Today’s digital cameras are, of course, much less bulky to operate and images can be made and even processed in a matter of seconds. But this doesn’t mean that the photographer can’t approach the process in the same way that we used to with view cameras. I call it “slowing down the picture making process.” It means that your aim should be to have a good idea of what you want the finished image to look like even way before you trip the shutter. We all know that this process is most often an approximation, but it always serves a photographer well at least to have an image in mind before actually photographing something or someone.
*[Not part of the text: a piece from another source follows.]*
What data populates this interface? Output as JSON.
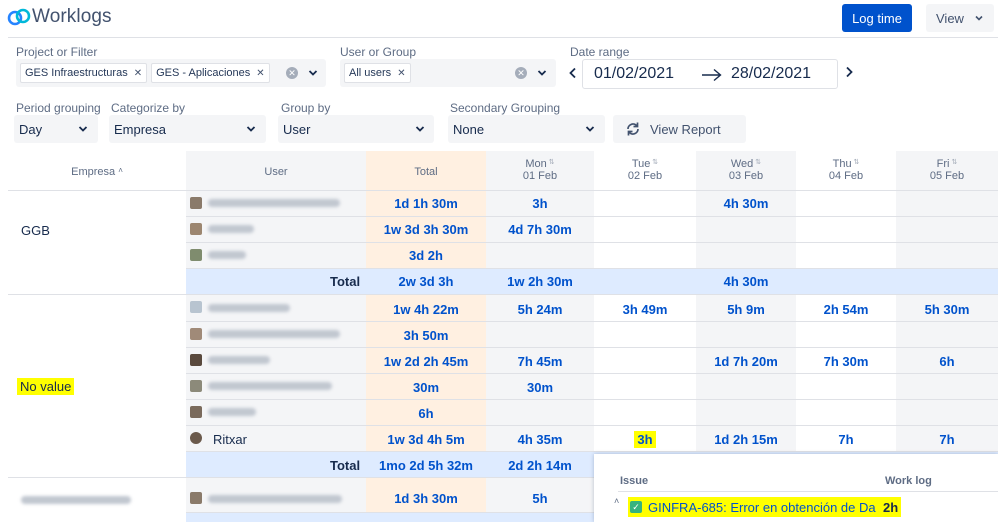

To be sure, one can often “find” special images contained in those that we already have made or are in the process of making, but the ones that are thought out and pre-visualized are usually of superior quality.
Here’s one example:
This is a graphic designer I worked with quite a bit, many years ago. He had decided to go out on his own and wanted a shot to go with an announcement. Almost immediately when he called me, I knew what I wanted the shot to look like. I had been influenced by some of his designs which were rendered in black & white, so I wanted to create a very graphic-looking shot. I began by lighting him from the side which created deep shadows on his other side. I then aimed another light at the background. It was just a light with a single reflector, no umbrella or other diffusing material. A gobo was placed in front of that light so that none of it spilled onto the subject. Because of the nature of the single, directed light from the left, the background was left to be a gradient from light to dark, setting up the white-black-white-black contrast that was very graphic and said exactly what I wanted it to say.
This was an image I just happened to stumble upon in Ogunquit, Maine. I was immediately struck by the lighting and how the railings led the eye into the shot and the highlight on the water during low tide brought the composition around to the left and then back again to the rowboats. This image did not require much post production or retouching, but I knew that it was a strong composition before I even shot it.
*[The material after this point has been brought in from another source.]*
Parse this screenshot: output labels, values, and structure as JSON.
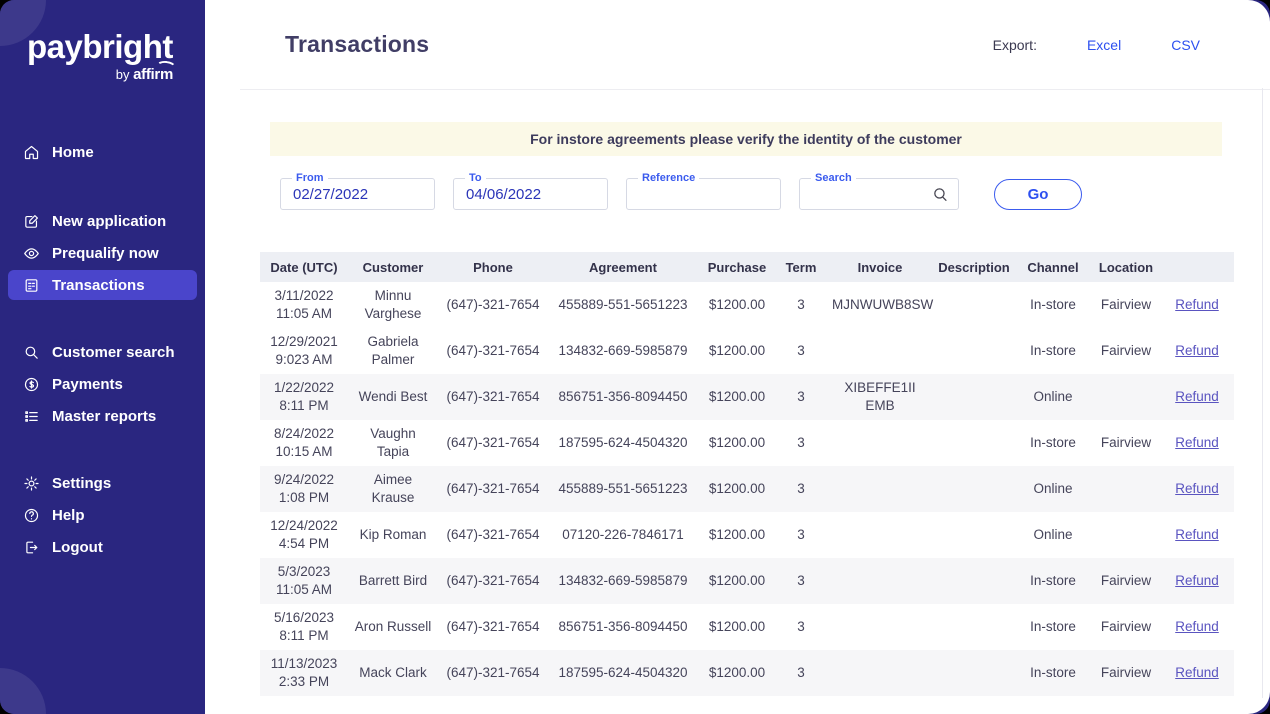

So “pre-visualization” is really the art of seeing in your mind’s eye what you want the shot to look like even before you take it. Someone once asked the famous director Alfred Hitchcock, known for his 1940s through 1960s era thriller movies, if he ever watched his own movies. His answer was that he didn’t spend a lot of time doing that because he had already seen them! That’s an interesting take on a visual medium because I always like to look at my own ideas being brought to fruition by the photographic process in general. I have even drawn sketches of what I wanted my images to look like before I ever actually shot them. Another famous film director, Sergei Eisenstein did the same with several of his movies, most notably “The Battleship Potemkin.” So even though I have gone through the process of pre-visualization, I still love to look at the successful images that come from all the work involved.